Welche Symptome auf eine Nahrungsmittelallergie hindeuten und worauf Betroffene im Alltag achten sollten, erklärt dieser Podcast kompakt und verständlich.
Was ist eine Nahrungsmittelallergie?
Eine Nahrungsmittelallergie entsteht, wenn das Immunsystem eigentlich harmlose Bestandteile von Lebensmitteln als gefährlich einstuft. Der Körper bildet Abwehrstoffe und reagiert oft sehr schnell nach dem Essen. Im Podcast spricht Host Ulli Harraß mit Rüdiger Freund, Apotheker und Chefredakteur von aponet.de, darüber, wie sich diese Reaktionen äußern und warum eine klare Diagnose so wichtig ist.
Typische Symptome einer Nahrungsmittelallergie
Die Beschwerden treten meist innerhalb von 30 Minuten nach dem Verzehr auf. Häufig sind Magen-Darm-Symptome wie Durchfall, Übelkeit oder Erbrechen. Dazu kommen Hautreaktionen wie Juckreiz, Rötungen, Ausschlag oder Quaddeln. Auch der Mund- und Rachenraum kann betroffen sein, etwa durch Kribbeln oder Schwellungen. In schweren Fällen kommt es zu Atemproblemen bis hin zu Asthmaanfällen.
Häufige Auslöser im Überblick
Zu den bekanntesten allergieauslösenden Lebensmitteln zählen Nüsse, Fisch, Milch und Milchprodukte, Hühnereier sowie Soja. Besonders Nussallergien beginnen oft schon im Kindesalter und bleiben meist ein Leben lang bestehen. In Restaurants und Imbissen müssen Allergenlisten mit den wichtigsten Auslösern gut sichtbar sein, das hilft Betroffenen, Risiken zu vermeiden.
Kreuzallergien: Wenn Pollen und Lebensmittel zusammenhängen
Viele Menschen mit Heuschnupfen entwickeln sogenannte Kreuzallergien. Wer etwa auf Birkenpollen allergisch reagiert, verträgt häufig auch Äpfel, Haselnüsse oder Karotten schlecht. Bei einer Gräserpollenallergie kann sogar eine Reaktion auf Erdnüsse auftreten.
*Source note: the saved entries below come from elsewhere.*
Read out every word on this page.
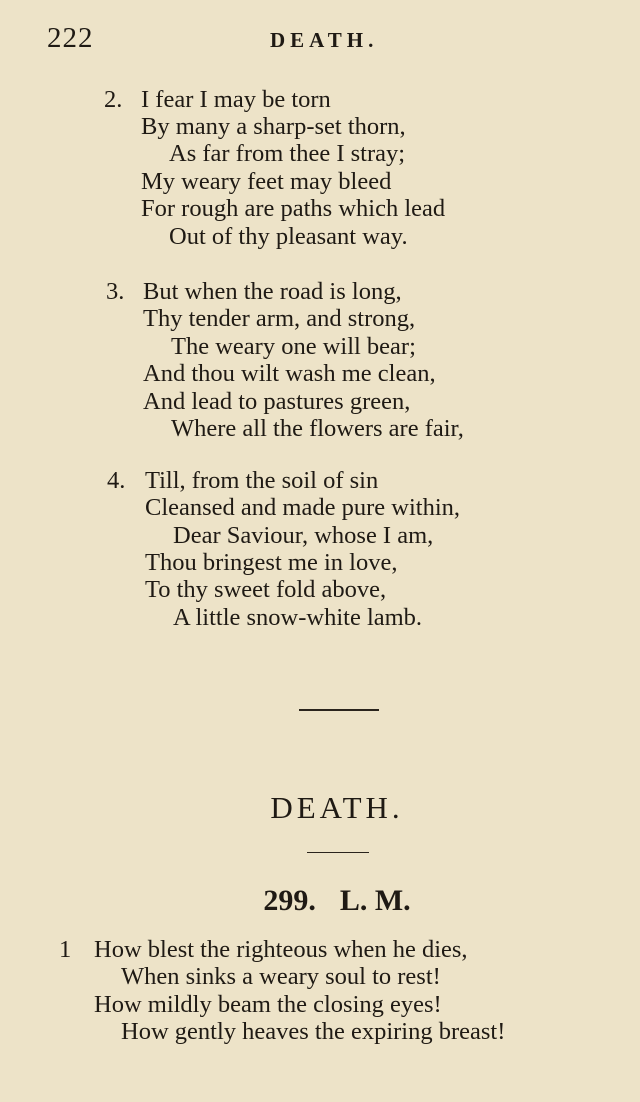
222	DEATH.
2. I fear I may be torn
By many a sharp-set thorn,
As far from thee I stray;
My weary feet may bleed
For rough are paths which lead
Out of thy pleasant way.
3. But when the road is long,
Thy tender arm, and strong,
The weary one will bear;
And thou wilt wash me clean,
And lead to pastures green,
Where all the flowers are fair,
4. Till, from the soil of sin
Cleansed and made pure within,
Dear Saviour, whose I am,
Thou bringest me in love,
To thy sweet fold above,
A little snow-white lamb.
DEATH.
299. L. M.
1 How blest the righteous when he dies,
When sinks a weary soul to rest!
How mildly beam the closing eyes!
How gently heaves the expiring breast!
Grund sind ähnliche Eiweißstrukturen, die das Immunsystem nicht auseinanderhalten kann. Kinder mit Neurodermitis haben ebenfalls ein erhöhtes Risiko für Nahrungsmittelallergien.
Allergie oder Unverträglichkeit: der wichtige Unterschied
Eine echte Allergie ist immer eine Immunreaktion. Das Immunsystem bildet Antikörper gegen bestimmte Stoffe. Eine Nahrungsmittelunverträglichkeit funktioniert anders. Bei der Laktoseintoleranz fehlt zum Beispiel das Enzym Laktase, das Milchzucker spaltet. Die Symptome ähneln sich oft, die Ursachen sind jedoch verschieden. Während bei Unverträglichkeiten Enzympräparate helfen können, bleibt bei Allergien meist nur das konsequente Meiden des Auslösers.
Behandlung und Alltagstipps bei Nahrungsmittelallergien
Medikamentöse Möglichkeiten sind begrenzt. Antihistaminika können bei Hautreaktionen helfen, bei schweren allergischen Reaktionen sind Notfallmedikamente lebenswichtig. Manchmal reduziert Erhitzen die allergene Wirkung, etwa bei Haselnüssen im Kuchen. Das gilt jedoch nicht immer und sollte nicht ungetestet ausprobiert werden. Eine ärztliche Abklärung und eine Ernährungsberatung helfen, Mangelernährung zu vermeiden und sichere Alternativen zu finden.